RBI Report Highlights Banking Strength While Warning of Emerging Cyber Risks

India’s banking sector has achieved a significant milestone, with gross non-performing assets (NPAs) falling to a multi-decade low of 1.8 per cent as of March 31, 2026, according to the Reserve Bank of India’s latest Financial Stability Report (FSR). The report states that the country’s financial system remains resilient, supported by strong balance sheets across banks and non-banking financial institutions despite ongoing global economic uncertainties.

The RBI noted that India’s sound macroeconomic fundamentals have strengthened its ability to withstand external shocks better than many other economies. While global financial markets have remained largely stable despite geopolitical tensions, the central bank cautioned that rising oil prices and prolonged supply chain disruptions could increase exchange rate volatility in the coming months.
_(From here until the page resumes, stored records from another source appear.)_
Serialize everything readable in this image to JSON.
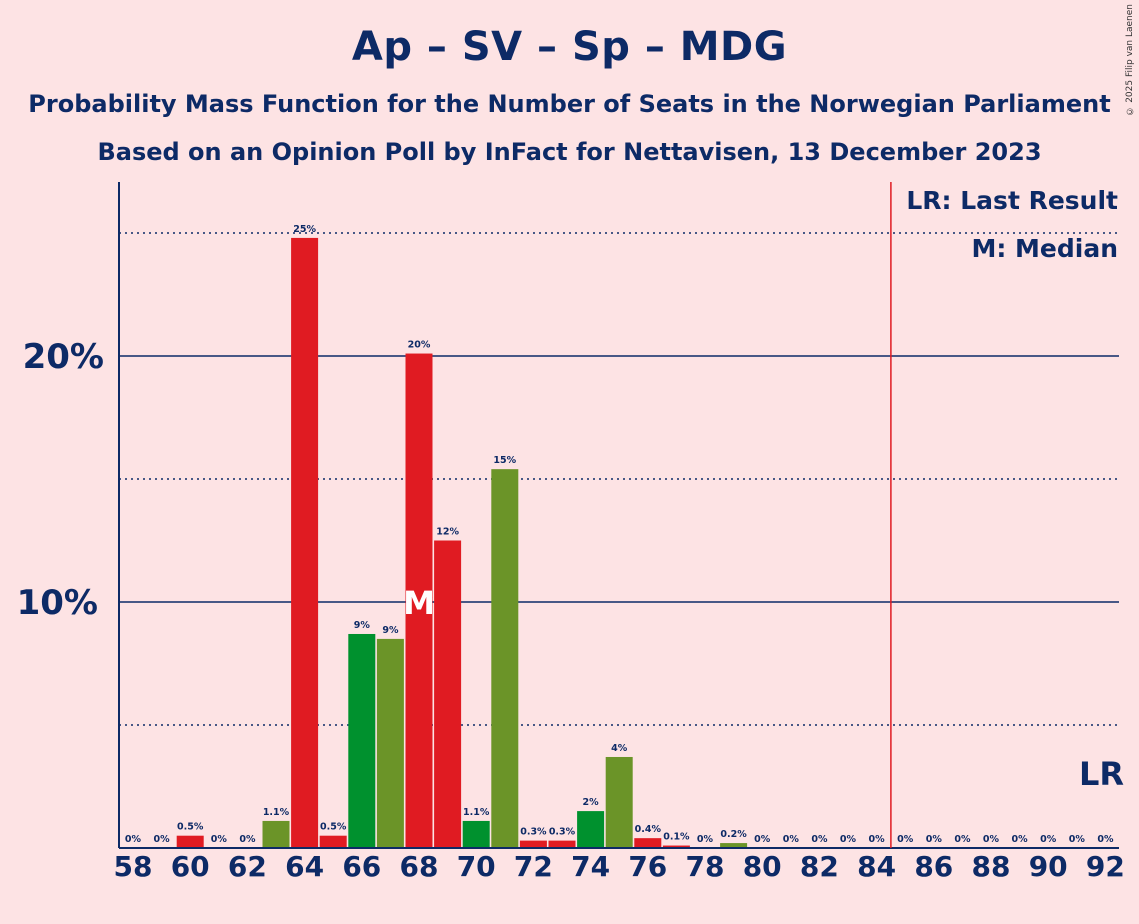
{
  "title": "Ap – SV – Sp – MDG",
  "subtitle": "Probability Mass Function for the Number of Seats in the Norwegian Parliament",
  "subtitle2": "Based on an Opinion Poll by InFact for Nettavisen, 13 December 2023",
  "copyright": "© 2025 Filip van Laenen",
  "legend": {
    "lr": "LR: Last Result",
    "m": "M: Median"
  },
  "markers": {
    "median_label": "M",
    "median_seat": 68,
    "lr_label": "LR",
    "last_result_seat": 85
  },
  "colors": {
    "background": "#FDE3E4",
    "red": "#E01B22",
    "green": "#00912E",
    "olive": "#6B9428",
    "navy": "#0D2A66",
    "lr_line": "#E01B22"
  },
  "chart_data": {
    "type": "bar",
    "ylim": [
      0,
      27
    ],
    "yticks_major": [
      {
        "value": 10,
        "label": "10%"
      },
      {
        "value": 20,
        "label": "20%"
      }
    ],
    "yticks_minor": [
      5,
      15,
      25
    ],
    "x_tick_labels": [
      "58",
      "60",
      "62",
      "64",
      "66",
      "68",
      "70",
      "72",
      "74",
      "76",
      "78",
      "80",
      "82",
      "84",
      "86",
      "88",
      "90",
      "92"
    ],
    "bars": [
      {
        "seat": 58,
        "value": 0,
        "label": "0%",
        "color": "red"
      },
      {
        "seat": 59,
        "value": 0,
        "label": "0%",
        "color": "red"
      },
      {
        "seat": 60,
        "value": 0.5,
        "label": "0.5%",
        "color": "red"
      },
      {
        "seat": 61,
        "value": 0,
        "label": "0%",
        "color": "red"
      },
      {
        "seat": 62,
        "value": 0,
        "label": "0%",
        "color": "red"
      },
      {
        "seat": 63,
        "value": 1.1,
        "label": "1.1%",
        "color": "olive"
      },
      {
        "seat": 64,
        "value": 24.8,
        "label": "25%",
        "color": "red"
      },
      {
        "seat": 65,
        "value": 0.5,
        "label": "0.5%",
        "color": "red"
      },
      {
        "seat": 66,
        "value": 8.7,
        "label": "9%",
        "color": "green"
      },
      {
        "seat": 67,
        "value": 8.5,
        "label": "9%",
        "color": "olive"
      },
      {
        "seat": 68,
        "value": 20.1,
        "label": "20%",
        "color": "red"
      },
      {
        "seat": 69,
        "value": 12.5,
        "label": "12%",
        "color": "red"
      },
      {
        "seat": 70,
        "value": 1.1,
        "label": "1.1%",
        "color": "green"
      },
      {
        "seat": 71,
        "value": 15.4,
        "label": "15%",
        "color": "olive"
      },
      {
        "seat": 72,
        "value": 0.3,
        "label": "0.3%",
        "color": "red"
      },
      {
        "seat": 73,
        "value": 0.3,
        "label": "0.3%",
        "color": "red"
      },
      {
        "seat": 74,
        "value": 1.5,
        "label": "2%",
        "color": "green"
      },
      {
        "seat": 75,
        "value": 3.7,
        "label": "4%",
        "color": "olive"
      },
      {
        "seat": 76,
        "value": 0.4,
        "label": "0.4%",
        "color": "red"
      },
      {
        "seat": 77,
        "value": 0.1,
        "label": "0.1%",
        "color": "red"
      },
      {
        "seat": 78,
        "value": 0,
        "label": "0%",
        "color": "red"
      },
      {
        "seat": 79,
        "value": 0.2,
        "label": "0.2%",
        "color": "olive"
      },
      {
        "seat": 80,
        "value": 0,
        "label": "0%",
        "color": "red"
      },
      {
        "seat": 81,
        "value": 0,
        "label": "0%",
        "color": "red"
      },
      {
        "seat": 82,
        "value": 0,
        "label": "0%",
        "color": "red"
      },
      {
        "seat": 83,
        "value": 0,
        "label": "0%",
        "color": "red"
      },
      {
        "seat": 84,
        "value": 0,
        "label": "0%",
        "color": "red"
      },
      {
        "seat": 85,
        "value": 0,
        "label": "0%",
        "color": "red"
      },
      {
        "seat": 86,
        "value": 0,
        "label": "0%",
        "color": "red"
      },
      {
        "seat": 87,
        "value": 0,
        "label": "0%",
        "color": "red"
      },
      {
        "seat": 88,
        "value": 0,
        "label": "0%",
        "color": "red"
      },
      {
        "seat": 89,
        "value": 0,
        "label": "0%",
        "color": "red"
      },
      {
        "seat": 90,
        "value": 0,
        "label": "0%",
        "color": "red"
      },
      {
        "seat": 91,
        "value": 0,
        "label": "0%",
        "color": "red"
      },
      {
        "seat": 92,
        "value": 0,
        "label": "0%",
        "color": "red"
      }
    ]
  }
}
The report also identified artificial intelligence-enabled cyberattacks as the most significant near-term cybersecurity threat facing the Indian banking system. To assess preparedness, the RBI conducted a survey of financial institutions, which found that banks have adopted robust cyber risk management practices, including regular vulnerability assessments and penetration testing of critical information systems.

However, the central bank emphasised that greater attention is needed to improve cybersecurity awareness and employee training, as human error continues to remain a key risk factor. The RBI said strengthening cyber resilience alongside maintaining financial stability will be essential as India’s banking sector continues its digital transformation and adapts to an increasingly complex threat landscape.